One thing that distinguishes the series is how neatly Brennan uses journalism as both tool and theme. Max’s work is about evidence, patterns, interviews, archives, and public narrative. That means these novels are not only asking who committed the crime, but also who controlled the story after the crime happened. Families reshape the past, police move on, witnesses harden into silence, and communities decide what version of events they can tolerate. Max’s job is to disturb that settled story. That gives the books a satisfying tension between investigation and exposure.

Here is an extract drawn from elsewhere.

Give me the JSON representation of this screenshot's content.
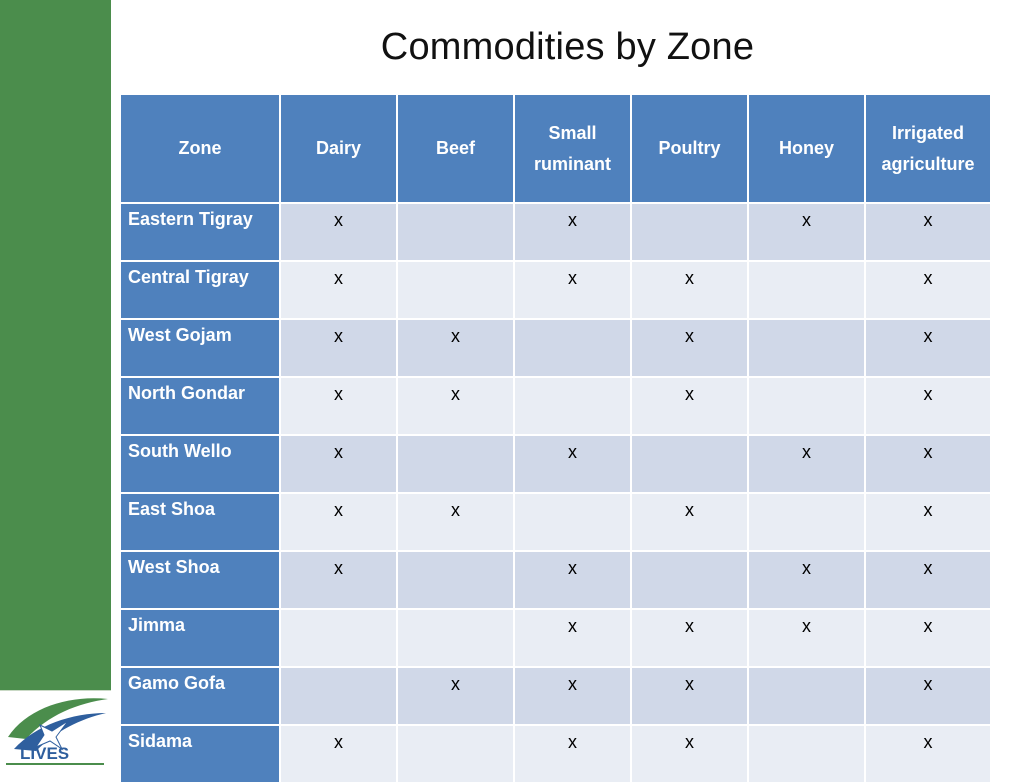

Truth here is not just discovered; it is wrestled back into public view.

There is also a useful publication note for readers moving through the series. Brennan wrote a prequel story, Maximum Exposure, set before Notorious. It introduces Max earlier in her career, but because it was published after the first novel, many readers still prefer encountering Max first in Notorious, where Brennan originally launched the character, and then circling back to the prequel as added context. That is one of the few places where “books in order” can mean either publication order or internal chronology, but publication order remains the cleaner way to see how Brennan built the series.

For readers who already have the list above, the main appeal of Max Revere is not just the cases themselves, but the kind of protagonist Brennan created to solve them. Max is not there to reassure. She is there to keep digging. That gives the series a lean, driven, unsentimental quality that makes it stand apart within Brennan’s bibliography. Read in order, the books show a suspense writer using cold cases not as static puzzles, but as living wounds that still shape the present.